Departure Fred Brouwer: photochemistry research at ARCNL ends
Group leader Fred Brouwer has left ARCNL on March 1st. He will continue to work as full-time professor at the Van ‘t Hoff Institute for Molecular Sciences of the University of Amsterdam (UvA). Brouwer contributed to the original plans for ARCNL in 2013 and he has been with ARCNL since the start of the institute in 2014. Over the years he has continued to work as professor at the UvA while setting up ARCNL’s nanophotochemistry research that focuses on the mechanisms by which extreme ultraviolet (EUV) light leads to chemical changes in existing and new classes of photoresist materials. With that research, Brouwer has made significant contributions to the exploration of unknown scientific territory with a high relevance for application in the semiconductor industry.
With the start of the second group leader on photoresist materials, Sonia Castellanos Ortega, in 2016, the team rapidly grew in size and was able to significantly step up its research activities. Looking back Brouwer remembers many days spent at synchrotron facilities where he and Castellanos Ortega and their group members unraveled how the photoresist materials work using advanced spectroscopy techniques and explored the performance limits under EUV illumination of the materials that they developed.

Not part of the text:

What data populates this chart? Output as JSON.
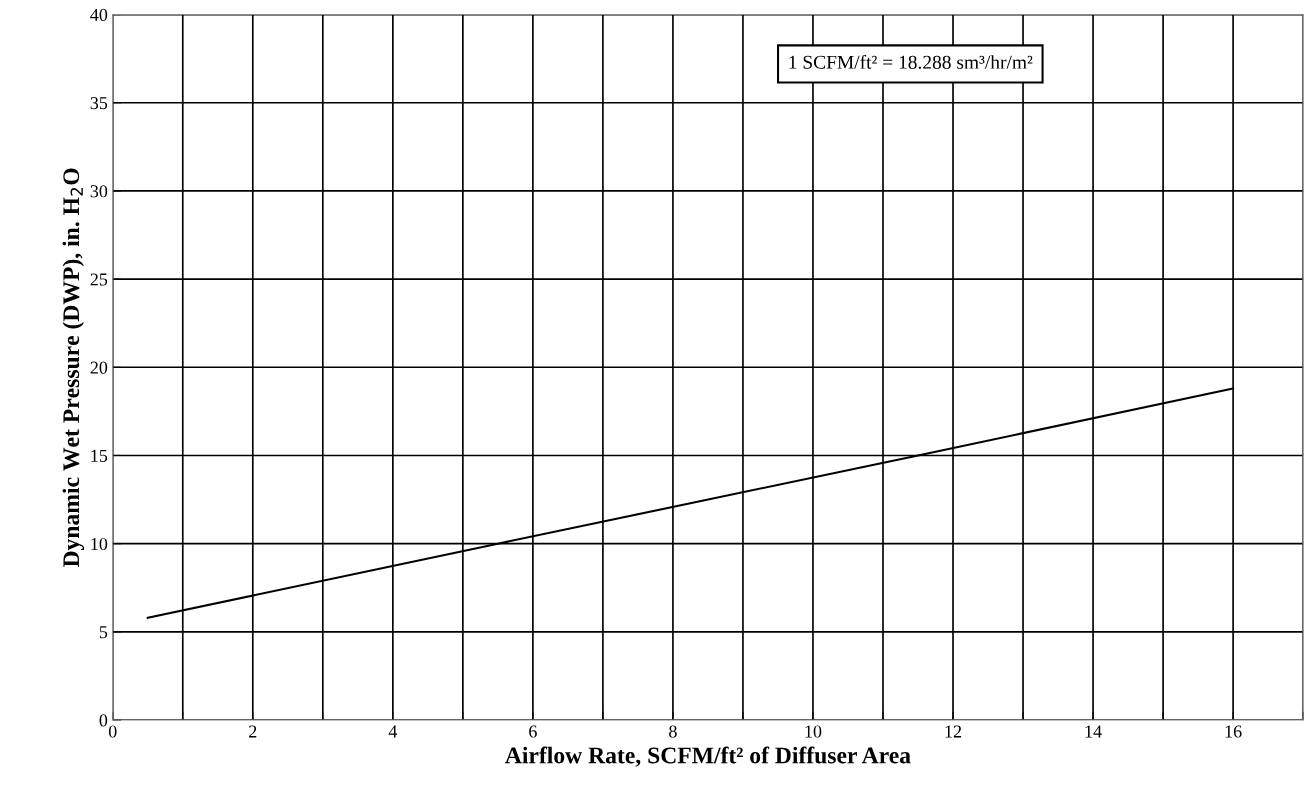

Castellanos Ortega left ARCNL in 2020 to start a position at the American photoresist company Inpria, stationed at IMEC in Leuven (Belgium), which means that with Brouwer’s departure the photochemistry-oriented research activities at ARCNL come to an end.
During the past eight years Brouwer’s work has resulted in 39 publications and he has supervised five PhD students at ARCNL that graduated at the UvA, which establishes a major contribution to the total scientific output of the institute over this period.
ARCNL says goodbye to Fred Brouwer with a sense of melancholy and with deep gratitude.